Each element in the parsed tree is one of three types:

Name element
A name element has a string associated with it, which is the name of the element. An example of a name element is XMLElement, as described in XML element. A name element also has a second string associated with it, which is the namespace of the element; this string might be empty.
Value element
A value element has a value associated with it. An example of a value element is XMLContent, as described in XML content.
Name-value element
A name-value element is an optimization of the case where a name element contains only a value element and nothing else. The element contains both a name and a value. An example of a name-value element is XMLAttribute, as described in XML attribute.

For information about how the message tree is populated, see How the message tree is populated.

Properties folder

The Properties folder is the first element of the message tree and holds information about the characteristics of the message.

The root of the Properties folder is called Properties. It is the first element under Root. All message trees that are generated by the built-in parsers include a Properties folder for the message. If you create your own user-defined parser, you can choose whether the parser creates a Properties folder. However, for consistency, you should include this action in the user-defined parser.

The Properties folder contains a set of standard properties that you can manipulate in the message flow nodes in the same way as any other property. Some of these fields map to fields in the supported WebSphere MQ headers, if present, and are passed to the appropriate parser when a message is delivered from one node to another.
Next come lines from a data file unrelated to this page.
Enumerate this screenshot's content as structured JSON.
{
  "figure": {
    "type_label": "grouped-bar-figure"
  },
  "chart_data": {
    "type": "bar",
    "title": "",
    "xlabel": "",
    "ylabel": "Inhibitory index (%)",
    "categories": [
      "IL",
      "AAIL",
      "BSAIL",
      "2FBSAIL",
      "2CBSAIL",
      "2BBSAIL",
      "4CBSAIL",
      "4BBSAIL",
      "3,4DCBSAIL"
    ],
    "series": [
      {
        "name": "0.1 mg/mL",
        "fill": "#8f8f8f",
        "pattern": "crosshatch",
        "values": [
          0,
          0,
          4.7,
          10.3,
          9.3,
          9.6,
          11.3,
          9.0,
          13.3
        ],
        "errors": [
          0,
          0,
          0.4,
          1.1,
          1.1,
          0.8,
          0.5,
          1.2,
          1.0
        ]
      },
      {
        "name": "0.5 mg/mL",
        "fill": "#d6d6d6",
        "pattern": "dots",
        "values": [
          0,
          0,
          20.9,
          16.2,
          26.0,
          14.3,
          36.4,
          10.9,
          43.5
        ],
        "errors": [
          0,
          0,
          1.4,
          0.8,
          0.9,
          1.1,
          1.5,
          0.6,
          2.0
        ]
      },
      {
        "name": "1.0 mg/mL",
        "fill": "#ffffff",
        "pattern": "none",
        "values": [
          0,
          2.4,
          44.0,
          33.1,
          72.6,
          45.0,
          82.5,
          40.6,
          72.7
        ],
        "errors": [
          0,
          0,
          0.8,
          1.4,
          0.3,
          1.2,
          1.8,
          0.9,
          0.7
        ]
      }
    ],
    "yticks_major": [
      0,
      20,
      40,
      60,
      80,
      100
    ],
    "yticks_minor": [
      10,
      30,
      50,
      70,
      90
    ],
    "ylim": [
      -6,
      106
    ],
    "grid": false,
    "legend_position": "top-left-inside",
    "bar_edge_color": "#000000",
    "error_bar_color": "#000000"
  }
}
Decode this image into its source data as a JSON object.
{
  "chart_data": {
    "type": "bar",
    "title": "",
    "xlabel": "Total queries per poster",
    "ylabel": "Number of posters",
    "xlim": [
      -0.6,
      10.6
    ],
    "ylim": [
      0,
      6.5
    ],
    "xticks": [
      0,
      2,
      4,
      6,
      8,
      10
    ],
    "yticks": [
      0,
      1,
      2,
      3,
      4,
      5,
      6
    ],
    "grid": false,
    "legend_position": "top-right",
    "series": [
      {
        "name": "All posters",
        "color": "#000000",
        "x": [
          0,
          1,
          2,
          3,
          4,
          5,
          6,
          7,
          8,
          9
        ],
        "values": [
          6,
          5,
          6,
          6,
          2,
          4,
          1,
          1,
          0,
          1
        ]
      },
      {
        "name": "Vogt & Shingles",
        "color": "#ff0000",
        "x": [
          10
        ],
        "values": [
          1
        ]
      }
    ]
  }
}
For example, the MQRFH2 header contains information about the message model, message name, and message physical format. These values are stored in the Properties folder as MessageSet, MessageType, and MessageFormat. To access these values using ESQL or Java™ in the message processing nodes, refer to these values in the Properties folder; do not refer directly to the fields in the headers from which they are derived.

The Properties parser ensures that the values in the header fields match the values in the Properties folder on input to, and output from, every node. For any field, if only one header is changed (the Properties header or a specific message header), that value is used. If both the Properties header and the specific message header are changed, the value from the Properties folder is used.

When the message flow processing is complete, the Properties folder is discarded.